Returns a Pandas DataFrame with all classes and three overall class label quality scores (details about each score are listed in the Returns parameter). By default, classes are ordered by “Label Quality Score”, ascending, so the most problematic classes are reported first.

Score values are unnormalized and may tend to be very small. What matters is their relative ranking across the classes.

This method works by providing any one (and only one) of the following inputs:

1. labels and pred_probs, or

2. joint and num_examples, or

3. confident_joint

Only provide exactly one of the above input options, do not provide a combination.

Parameters: For parameter info, see the docstring of find_overlapping_classes.

Returns

A Pandas DataFrame with cols “Class Index”, “Label Issues”, “Inverse Label Issues”, “Label Issues”, “Inverse Label Noise”, “Label Quality Score”, with a description of each of these columns below. The length of the DataFrame is num_classes (one row per class). Noise scores are between 0 and 1, where 0 implies no label issues in the class. The “Label Quality Score” is also between 0 and 1 where 1 implies perfect quality. Columns:

• Class Index: The index of the class in 0, 1, …, K-1.

• Label Issues: count(given_label = k, true_label != k), estimated number of label issues in the class (usually the most accurate method).

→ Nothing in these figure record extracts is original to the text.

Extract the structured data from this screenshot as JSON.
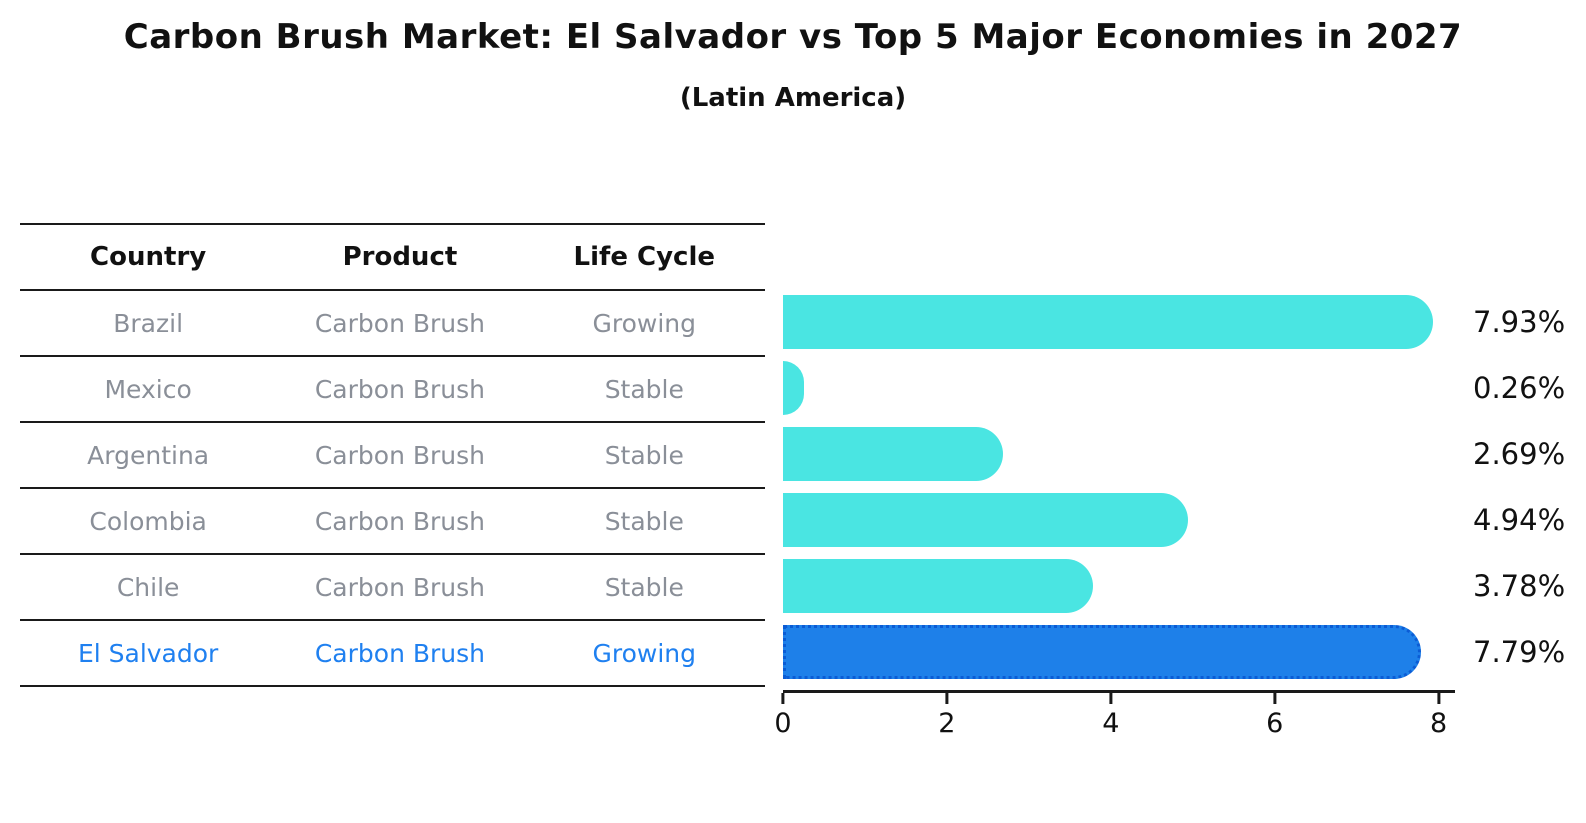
{
  "header": {
    "title": "Carbon Brush Market: El Salvador vs Top 5 Major Economies in 2027",
    "subtitle": "(Latin America)"
  },
  "table": {
    "headers": [
      "Country",
      "Product",
      "Life Cycle"
    ],
    "rows": [
      {
        "country": "Brazil",
        "product": "Carbon Brush",
        "life_cycle": "Growing",
        "highlight": false
      },
      {
        "country": "Mexico",
        "product": "Carbon Brush",
        "life_cycle": "Stable",
        "highlight": false
      },
      {
        "country": "Argentina",
        "product": "Carbon Brush",
        "life_cycle": "Stable",
        "highlight": false
      },
      {
        "country": "Colombia",
        "product": "Carbon Brush",
        "life_cycle": "Stable",
        "highlight": false
      },
      {
        "country": "Chile",
        "product": "Carbon Brush",
        "life_cycle": "Stable",
        "highlight": false
      },
      {
        "country": "El Salvador",
        "product": "Carbon Brush",
        "life_cycle": "Growing",
        "highlight": true
      }
    ]
  },
  "chart_data": {
    "type": "bar",
    "orientation": "horizontal",
    "categories": [
      "Brazil",
      "Mexico",
      "Argentina",
      "Colombia",
      "Chile",
      "El Salvador"
    ],
    "values": [
      7.93,
      0.26,
      2.69,
      4.94,
      3.78,
      7.79
    ],
    "value_labels": [
      "7.93%",
      "0.26%",
      "2.69%",
      "4.94%",
      "3.78%",
      "7.79%"
    ],
    "title": "Carbon Brush Market: El Salvador vs Top 5 Major Economies in 2027",
    "subtitle": "(Latin America)",
    "xlabel": "",
    "ylabel": "",
    "xlim": [
      0,
      8.2
    ],
    "xticks": [
      "0",
      "2",
      "4",
      "6",
      "8"
    ],
    "xtick_values": [
      0,
      2,
      4,
      6,
      8
    ],
    "grid": false,
    "legend": "none",
    "highlight_index": 5
  },
  "colors": {
    "bar_cyan": "#4ae5e2",
    "bar_blue": "#1e80e9",
    "bar_blue_border": "#0b5cd5",
    "highlight_text": "#1f80f0",
    "row_text": "#8a8f98",
    "axis_line": "#1a1a1a"
  }
}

• Inverse Label Issues: count(given_label != k, true_label = k), estimated number of examples in the dataset that should actually be labeled as class k but have been given another label.

• Label Noise: prob(true_label != k | given_label = k), estimated proportion of label issues in the class. This is computed by taking the number of examples with “Label Issues” in the given class and dividing it by the total number of examples in that class.

• Inverse Label Noise: prob(given_label != k | true_label = k), estimated proportion of examples in the dataset that should actually be labeled as class k but have been given another label.

• Label Quality Score: p(true_label = k | given_label = k). This is the proportion of examples in the class that are labeled correctly, i.e. 1 - label_noise.

By default, the DataFrame is ordered by “Label Quality Score”, ascending.

Return type

pd.DataFrame